Pan-cancer gene analysis has advanced our understanding of shared oncogenic mechanisms, aiding early diagnosis, prognosis, and targeted therapies. DDIAS (DNA Damage Induced Apoptosis Suppressor) has garnered attention for its tumor-specific expression and prognostic value, yet its diagnostic and therapeutic potential remains underexplored.

Methods

We analyzed DDIAS expression across 33 cancer types in The Cancer Genome Atlas (TCGA). Tumor–normal differential expression was assessed using TCGA normal/adjacent normal tissues where available, including within-patient paired tumor–adjacent comparisons.
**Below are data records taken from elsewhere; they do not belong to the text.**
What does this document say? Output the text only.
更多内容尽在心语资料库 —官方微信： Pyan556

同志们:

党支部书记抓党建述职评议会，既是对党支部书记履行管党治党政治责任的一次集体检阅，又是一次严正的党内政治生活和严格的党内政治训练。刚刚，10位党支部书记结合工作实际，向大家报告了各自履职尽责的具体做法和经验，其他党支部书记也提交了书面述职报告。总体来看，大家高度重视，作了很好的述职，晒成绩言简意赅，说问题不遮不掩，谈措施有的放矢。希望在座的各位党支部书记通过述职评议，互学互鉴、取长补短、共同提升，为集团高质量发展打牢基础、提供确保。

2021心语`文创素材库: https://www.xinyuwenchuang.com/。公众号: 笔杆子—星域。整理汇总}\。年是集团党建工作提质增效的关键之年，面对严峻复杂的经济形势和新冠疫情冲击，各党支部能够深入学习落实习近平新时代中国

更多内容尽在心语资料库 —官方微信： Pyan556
Diagnostic performance was evaluated by ROC/AUC using TCGA in-cohort controls and further validated in independent GEO cohorts. Prognostic associations (OS/DSS/PFI) were examined with Kaplan–Meier and Cox models, and multivariable Cox regression was performed to account for key clinical covariates when available. Associations with tumor–immune features (immune cell infiltration estimates, checkpoint/cytokine genes), mutations, TMB/MSI, and promoter methylation were also investigated.

Results

DDIAS was significantly upregulated in multiple tumor types and showed strong diagnostic discrimination in several cancers. Higher DDIAS expression was associated with adverse survival outcomes in select entities. DDIAS expression also correlated with tumor–immune features, including immune cell infiltration and immune checkpoint gene expression.

Conclusions

These pan-cancer findings support DDIAS as a potential diagnostic and prognostic marker and suggest associations with tumor–immune modulation. Further mechanistic and experimental studies are warranted to establish causality and therapeutic relevance.